Neubauer v. Northern Pacific Railroad

60 Minn. 130 | Minn. | 1895

CANTY, J.

The plaintiff was a servant of defendant, employed by it in its warehouse, and occasionally in “icing” its refrigerator cars. Its ice house was beside the track. At one side of the ice house was a shaft or tower in which the ice was raised. It was then pulled out on a slide or skid to a platform, and there chopped into smaller pieces. These pieces were then conveyed on another skid into the car. The platform was about 11 feet above the ground, and there were no guards or rails around it. On the day in question the plaintiff was engaged in pulling the ice out of the shaft upon the platform, and chopping it into smaller pieces. The pieces, as they came from the shaft, weighed several hundred pounds. He seized them with a large pair of ice tongs, and pulled them along on the skid. He seized one piece, which he testified weighed between 400 and 500 pounds, endeavored to pull the same upon the platform, when the tongs lost their hold, which caused him to lose *131his balance and fall off the platform, down upon the ground, by reason of which he was injured. He brought this action to recover damages for such injury, and alleges that the tongs were defective and insufficient, which caused them to lose their grip on the piece of ice, and that defendant was negligent in failing to furnish him with proper tongs. On the trial plaintiff recovered a verdict for $400, and from an order denying a new trial defendant appeals.

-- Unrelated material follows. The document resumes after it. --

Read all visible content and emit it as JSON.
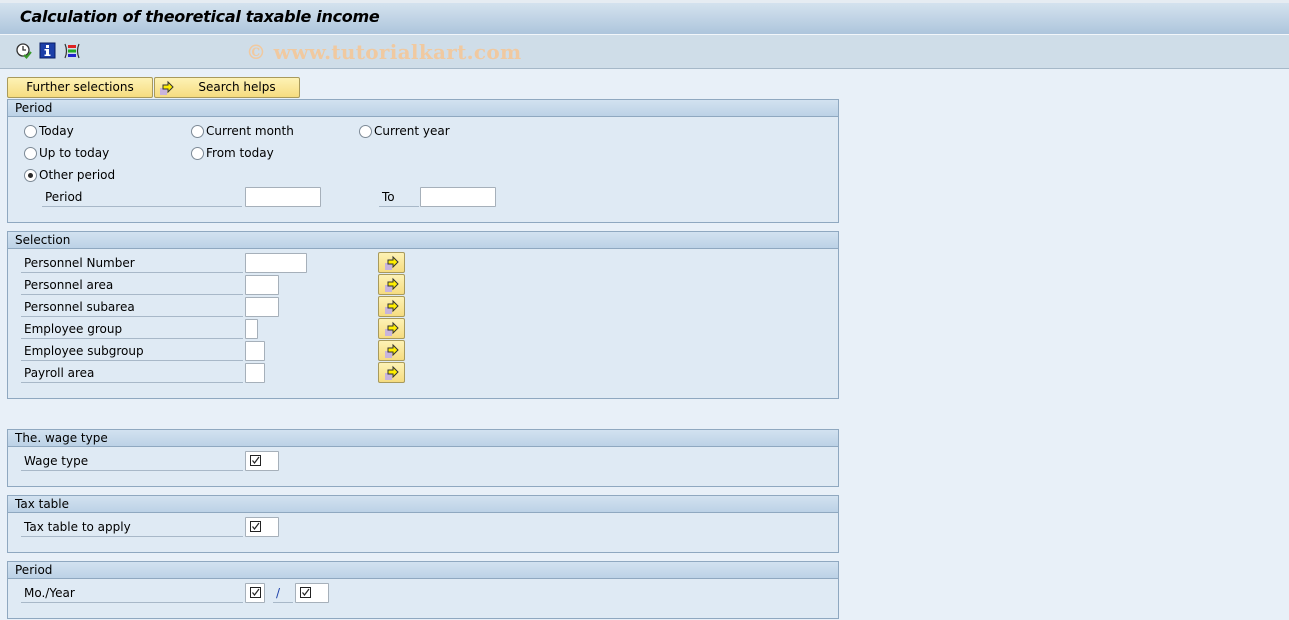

We are of the opinion that there is sufficient evidence to sustain the verdict. The jury were justified by the evidence in finding, not only that the tongs were out of repair, but also that they were defectively constructed, and that the points were never properly made or shaped. It was a question for the júry whether or not plaintiff assumed the risk of the defective condition of the tongs. The jury were justified in finding from the evidence that the points of the tongs were dull, blunt, and not properly shaped or pointed, and were much more likely to lose their hold on a piece of ice than a proper pair of tongs. The plaintiff worked on this unguarded platform. It was a dangerous place; and, while the tongs-were rather a simple tool, yet we cannot say as a question of law that, under all the circumstances, an unskilled laborer of ordinary intelligence should have known that the tool was defective, and should have known and appreciated the dangers to which he was thus exposed by reason thereof. It is true he had worked on this platform occasionally, — sometimes as often as twice a week or oftener, — for more than a year; but he testified that most all his work there was chopping ice, and throwing the pieces on the lower slide. When he did take the ice from the shaft he always used these same tongs, but he testified that they hardly ever slipped with him before. This may be true, as he may always have taken special care to drive the points deep into the sides of the piece of ice before attempting to pull it with the tongs. Another servant of defendant, called by it as a witness, testified that this pair of tongs had often lost its hold when he was using it during this time, doing the same kind of work, at the same place; but, as we have said, this is not conclusive proof that it slipped or lost its hold in the hands of the plaintiff.

It was not error to admit expert testimony to prove that the tongs in question were defective, and in what respect. Ice tongs, and especially large ones like these, are not in such common use that *132the proper manner of constructing them is a matter of such common knowledge as to preclude the use of expert testimony as to the same.

These are all the points raised having any merit, and the judgmen appealed from should be affirmed. So ordered.